Software Bloat and Energy Saving

For some time, I have been thinking about Green IT and whether the software development group has a contribution to make to a sustainable organization. Well, it the September 2011 edition of the IEEE Computer journal, Suparna Bhattacharya, K. Gopinath, Karthick Rajamani and Manish Gupta assert that bloated software code can waste energy. They ask the question, "Is modularity a hurdle to Green Software?" My first reaction was to check the date of the article to make sure it was not the April 1 edition  But then the question actually did resonate a little because I remembered my days running a software development group with a fast transaction processing application. The architects and the test results sometimes confirmed that neatly structured code and efficiency of operation could be in conflict.

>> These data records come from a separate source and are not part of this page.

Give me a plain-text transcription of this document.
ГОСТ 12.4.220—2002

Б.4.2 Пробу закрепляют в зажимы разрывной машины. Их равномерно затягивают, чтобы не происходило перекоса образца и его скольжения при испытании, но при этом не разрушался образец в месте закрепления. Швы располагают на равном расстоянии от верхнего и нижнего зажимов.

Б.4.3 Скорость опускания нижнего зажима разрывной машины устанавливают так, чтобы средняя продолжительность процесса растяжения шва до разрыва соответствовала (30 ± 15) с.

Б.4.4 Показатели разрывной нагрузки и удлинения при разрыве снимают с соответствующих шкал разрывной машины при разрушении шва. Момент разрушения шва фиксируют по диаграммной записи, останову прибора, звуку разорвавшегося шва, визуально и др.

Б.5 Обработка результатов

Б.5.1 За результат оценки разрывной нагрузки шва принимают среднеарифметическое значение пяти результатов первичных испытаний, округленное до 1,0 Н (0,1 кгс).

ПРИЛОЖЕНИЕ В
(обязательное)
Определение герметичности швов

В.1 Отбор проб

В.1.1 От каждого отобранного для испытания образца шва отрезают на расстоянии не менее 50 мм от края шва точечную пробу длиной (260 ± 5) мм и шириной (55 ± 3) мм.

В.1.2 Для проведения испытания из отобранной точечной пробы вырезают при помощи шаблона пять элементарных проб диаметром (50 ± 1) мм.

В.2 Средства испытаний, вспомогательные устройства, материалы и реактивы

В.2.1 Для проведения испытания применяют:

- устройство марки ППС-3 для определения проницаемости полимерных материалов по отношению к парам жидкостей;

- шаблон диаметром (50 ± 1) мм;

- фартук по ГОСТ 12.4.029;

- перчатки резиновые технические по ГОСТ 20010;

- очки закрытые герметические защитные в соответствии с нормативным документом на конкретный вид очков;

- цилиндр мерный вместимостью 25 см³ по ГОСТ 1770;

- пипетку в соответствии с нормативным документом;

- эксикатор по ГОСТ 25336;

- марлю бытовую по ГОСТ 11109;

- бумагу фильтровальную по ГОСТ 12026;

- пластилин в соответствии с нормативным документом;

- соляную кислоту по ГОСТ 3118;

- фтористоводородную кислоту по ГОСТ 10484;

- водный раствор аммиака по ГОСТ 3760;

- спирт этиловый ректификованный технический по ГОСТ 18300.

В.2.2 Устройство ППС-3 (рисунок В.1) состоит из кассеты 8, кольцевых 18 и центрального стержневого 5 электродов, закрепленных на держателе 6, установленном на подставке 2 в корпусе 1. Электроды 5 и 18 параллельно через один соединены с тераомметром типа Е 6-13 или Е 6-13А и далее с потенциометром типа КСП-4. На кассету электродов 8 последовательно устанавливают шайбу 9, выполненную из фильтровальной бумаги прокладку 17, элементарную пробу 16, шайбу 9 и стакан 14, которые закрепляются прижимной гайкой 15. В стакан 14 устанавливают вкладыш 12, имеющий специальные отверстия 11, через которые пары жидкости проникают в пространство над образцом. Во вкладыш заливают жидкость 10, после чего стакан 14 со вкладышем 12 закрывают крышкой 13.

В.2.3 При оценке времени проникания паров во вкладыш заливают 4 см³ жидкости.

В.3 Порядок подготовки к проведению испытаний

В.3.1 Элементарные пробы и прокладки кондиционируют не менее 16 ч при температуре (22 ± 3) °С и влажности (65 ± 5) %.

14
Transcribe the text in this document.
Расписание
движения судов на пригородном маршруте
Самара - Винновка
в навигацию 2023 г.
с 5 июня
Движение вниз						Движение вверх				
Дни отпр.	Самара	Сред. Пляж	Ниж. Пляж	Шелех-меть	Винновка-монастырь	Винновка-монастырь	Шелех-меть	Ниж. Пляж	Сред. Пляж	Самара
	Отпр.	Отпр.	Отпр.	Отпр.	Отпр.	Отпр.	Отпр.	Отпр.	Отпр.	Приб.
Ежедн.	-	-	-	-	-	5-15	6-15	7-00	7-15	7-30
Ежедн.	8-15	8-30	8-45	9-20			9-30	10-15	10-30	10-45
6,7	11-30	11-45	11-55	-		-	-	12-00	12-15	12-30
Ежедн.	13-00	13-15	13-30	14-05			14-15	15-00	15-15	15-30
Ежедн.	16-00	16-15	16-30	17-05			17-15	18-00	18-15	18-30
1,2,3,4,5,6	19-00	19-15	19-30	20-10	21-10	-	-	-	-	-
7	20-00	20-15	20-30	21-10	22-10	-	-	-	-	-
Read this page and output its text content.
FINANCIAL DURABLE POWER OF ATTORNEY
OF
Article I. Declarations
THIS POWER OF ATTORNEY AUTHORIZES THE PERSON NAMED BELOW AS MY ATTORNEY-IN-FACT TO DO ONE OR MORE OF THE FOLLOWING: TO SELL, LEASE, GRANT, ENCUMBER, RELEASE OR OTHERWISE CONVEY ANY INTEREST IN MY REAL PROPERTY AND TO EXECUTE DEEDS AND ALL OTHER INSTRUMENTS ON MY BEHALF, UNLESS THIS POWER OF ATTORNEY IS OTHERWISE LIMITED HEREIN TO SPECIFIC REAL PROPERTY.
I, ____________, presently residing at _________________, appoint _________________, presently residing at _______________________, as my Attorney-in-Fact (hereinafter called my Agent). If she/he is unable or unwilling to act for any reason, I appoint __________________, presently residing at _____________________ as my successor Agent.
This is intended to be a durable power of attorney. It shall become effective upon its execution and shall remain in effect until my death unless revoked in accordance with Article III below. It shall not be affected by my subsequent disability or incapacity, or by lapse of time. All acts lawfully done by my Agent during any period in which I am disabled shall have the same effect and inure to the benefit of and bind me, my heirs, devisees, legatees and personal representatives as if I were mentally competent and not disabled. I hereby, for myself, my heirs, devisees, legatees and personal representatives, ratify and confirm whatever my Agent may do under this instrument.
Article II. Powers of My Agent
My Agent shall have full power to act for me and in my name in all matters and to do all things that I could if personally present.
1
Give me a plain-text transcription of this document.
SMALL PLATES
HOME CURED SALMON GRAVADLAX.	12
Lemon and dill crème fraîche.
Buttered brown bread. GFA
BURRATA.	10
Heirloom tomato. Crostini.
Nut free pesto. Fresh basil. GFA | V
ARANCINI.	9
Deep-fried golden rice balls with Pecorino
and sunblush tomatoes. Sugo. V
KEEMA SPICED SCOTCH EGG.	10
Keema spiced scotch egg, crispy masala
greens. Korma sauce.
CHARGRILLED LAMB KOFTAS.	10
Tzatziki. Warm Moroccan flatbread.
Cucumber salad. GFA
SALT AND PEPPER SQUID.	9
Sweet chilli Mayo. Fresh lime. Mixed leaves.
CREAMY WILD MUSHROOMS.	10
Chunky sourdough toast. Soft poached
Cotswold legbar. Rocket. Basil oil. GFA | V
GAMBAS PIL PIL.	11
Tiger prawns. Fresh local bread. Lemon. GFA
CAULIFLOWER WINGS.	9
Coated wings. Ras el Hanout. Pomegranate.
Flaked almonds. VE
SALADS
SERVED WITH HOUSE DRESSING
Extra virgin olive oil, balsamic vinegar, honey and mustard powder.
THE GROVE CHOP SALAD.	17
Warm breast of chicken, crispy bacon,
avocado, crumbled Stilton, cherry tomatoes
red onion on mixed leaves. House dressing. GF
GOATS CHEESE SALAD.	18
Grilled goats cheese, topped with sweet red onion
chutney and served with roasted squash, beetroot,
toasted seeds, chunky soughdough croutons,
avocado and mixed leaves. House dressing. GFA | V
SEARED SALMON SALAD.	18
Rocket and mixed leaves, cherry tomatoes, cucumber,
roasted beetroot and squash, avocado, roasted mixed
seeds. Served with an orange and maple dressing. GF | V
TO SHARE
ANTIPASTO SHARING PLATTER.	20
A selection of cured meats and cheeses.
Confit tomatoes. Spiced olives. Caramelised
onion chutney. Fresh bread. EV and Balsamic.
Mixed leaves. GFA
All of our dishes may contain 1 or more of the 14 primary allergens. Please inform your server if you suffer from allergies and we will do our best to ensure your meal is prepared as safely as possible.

The authors sum up the issue succinctly so I will quote them, "During the past two decades, software design paradigms have evolved to prioritize programmer productivity over run-time efficiency in part due to dramatic improvements in performance enabled through CMOS technology." They argue that modular programming often results in an overhead (or "bloat") of operational but seldom used functionality, in their words, "run-time resource consumption disproportionate to the actual function being delivered." Some examples quoted include:

  • the execution of excess function calls
  • the generation of excess objects
  • the creation of excessively large data structures

Unfortunately, current state-of-the-art techniques can't measure how much overall excess resource consumption and energy waste are attributable to bloat. Hence, measures of bloat are heuristics-based and tend to be narrowly defined for, say, one type of problem with one programming language. One challenge is that the impact of bloat is dependent of the current utilization level of a physical resource. If the physical resource is current bottleneck then a small amount of software bloat reduction can have a large impact of the overall system and energy performance. If we cannot remove software bloat, we might be able to mitigate it's effects and the authors recommend a lean software approach.

The authors conclude that the relations between bloat, bottlenecks and hardware power characteristics determine the exact impact of bloat on energy efficiency. They recommend adopting an integrated analysis of software bloat and hardware platforms. Personally, I think that this line of research could play an important part in the future of cloud computing since ultimately the scale of the physical resources consumed will be a major driver of the cost of hosting your application in the cloud.